Prophet #31 written by Brandon Graham, drawn by Giannis Milonogiannis, colored by Joseph Bergin III:
“The bomb explodes (silent) in the vacuum.”
This comic continues to be far better than the general comics audience that’s ignoring it deserves. Good world building from Graham, brilliant art from Milonogiannis and Bergin III, this really needs to go on forever.
Thor: God of Thunder #2 written by Jason Aaron, drawn by Esad Ribic, colored by Ive Svorcina:
“I will simply follow the trail of dead gods.”
Uncanny Avengers #2 written by Rick Remender, drawn by John Cassaday, colored by Laura Martin:
“Get wet. Thank Remy LeBeau and all those kinky bondage drinking games.”

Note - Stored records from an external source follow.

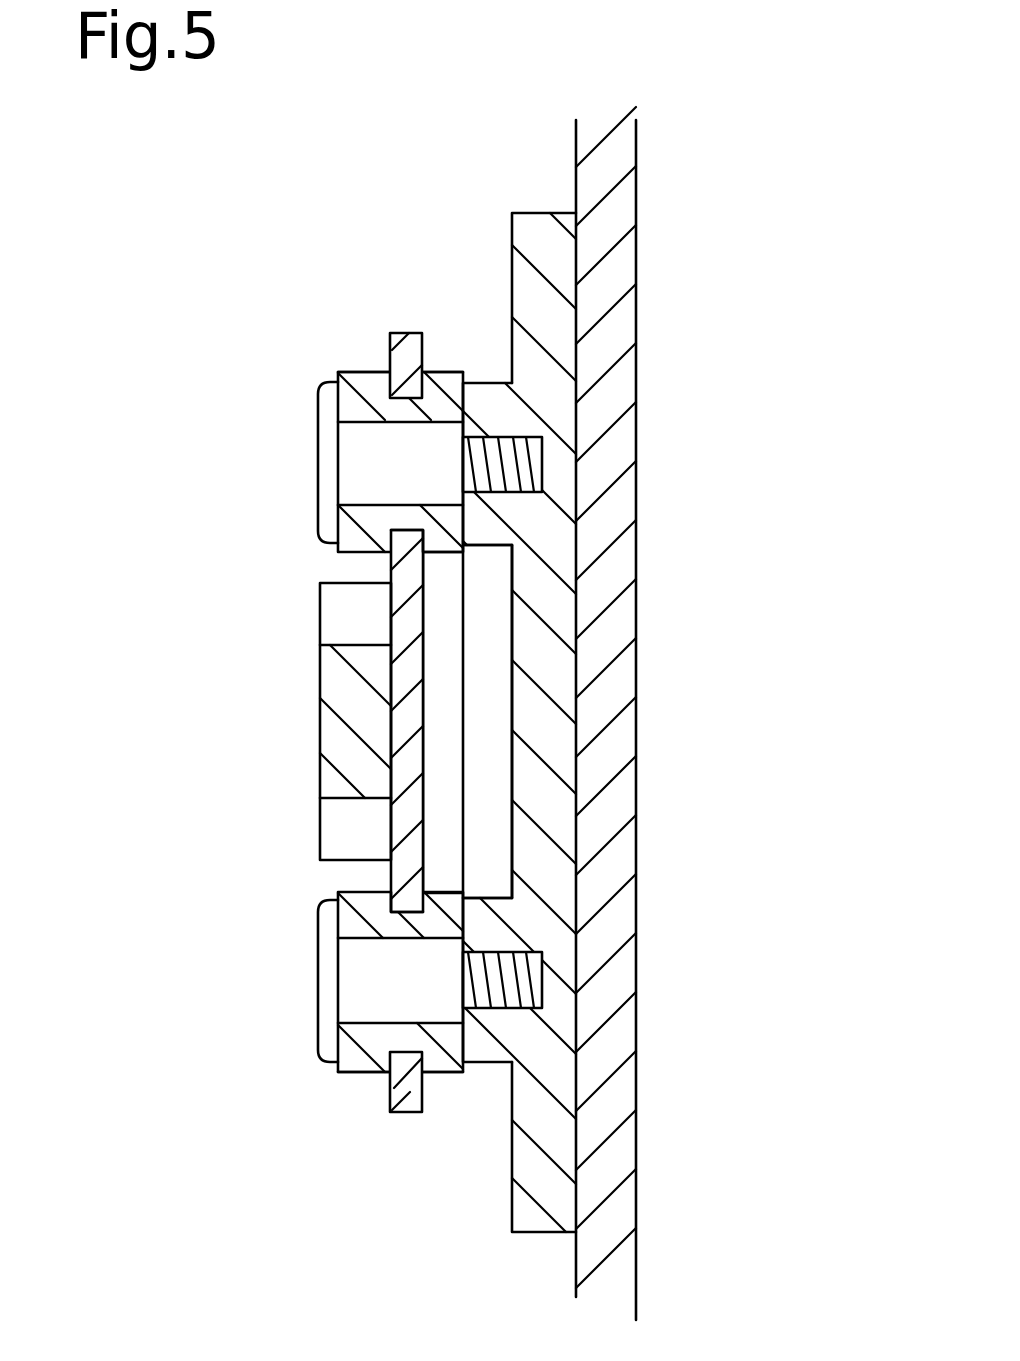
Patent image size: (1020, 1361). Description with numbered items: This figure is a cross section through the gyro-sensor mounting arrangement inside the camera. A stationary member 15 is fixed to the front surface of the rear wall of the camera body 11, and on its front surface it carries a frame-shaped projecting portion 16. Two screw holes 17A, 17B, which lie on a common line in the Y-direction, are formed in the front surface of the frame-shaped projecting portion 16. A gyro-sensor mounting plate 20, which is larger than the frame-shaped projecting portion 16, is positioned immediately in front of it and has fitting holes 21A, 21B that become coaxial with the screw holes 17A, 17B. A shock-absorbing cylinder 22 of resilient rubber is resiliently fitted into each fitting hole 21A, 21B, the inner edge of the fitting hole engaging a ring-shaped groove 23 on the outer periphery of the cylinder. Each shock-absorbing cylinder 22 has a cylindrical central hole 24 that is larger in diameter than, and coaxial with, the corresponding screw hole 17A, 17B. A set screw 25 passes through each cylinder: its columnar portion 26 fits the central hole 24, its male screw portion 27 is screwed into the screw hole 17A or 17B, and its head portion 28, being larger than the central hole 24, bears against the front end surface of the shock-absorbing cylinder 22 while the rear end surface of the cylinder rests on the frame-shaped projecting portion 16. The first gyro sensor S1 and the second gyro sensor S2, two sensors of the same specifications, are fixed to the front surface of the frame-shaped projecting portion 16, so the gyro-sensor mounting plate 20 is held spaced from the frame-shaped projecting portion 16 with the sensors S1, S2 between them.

The camera body 11 is at (610, 160).
The stationary member 15 is at (522, 230).
The frame-shaped projecting portion 16 is at (496, 382).
The screw hole 17A is at (532, 438).
The screw hole 17B is at (510, 969).
The gyro-sensor mounting plate 20 is at (410, 340).
The fitting hole 21A is at (402, 530).
The fitting hole 21B is at (397, 1042).
The shock-absorbing cylinder 22 is at (371, 372).
The ring-shaped groove 23 is at (403, 385).
The central hole 24 is at (345, 425).
The set screw 25 is at (233, 703).
The columnar portion 26 is at (353, 457).
The male screw portion 27 is at (507, 473).
The head portion 28 is at (325, 397).
The first gyro sensor S1 is at (347, 732).
The second gyro sensor S2 is at (345, 612).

You know, for the new flagship title of the Marvel Universe, there’s really no editors even trying to make this not a mature comic, huh? I mean granted, Marvel and DC both aren’t to be trusted around children, but there’s a whole lotta sex references in this one comic (which isn’t bad, per se, only odd because it’s the first new Avengers comic in Marvel NOW following a massive mostly kid-friendly movie). I’m digging the references Remender is playing with, but there’s not enough here to really get on board quite yet, especially when Cassaday is putting in some occasionally rough panel-work. Ah well. Maybe Remender will even add some characters (literally any) that I care about to replace the Scarlet Witch and Cyclops’ somehow even more boring brother.
Witch Doctor: Mal Practice #1 written by Brandon Seifert, drawn by Lukas Ketner, colored by Andy Troy:
“Who the hell happened to me last night?”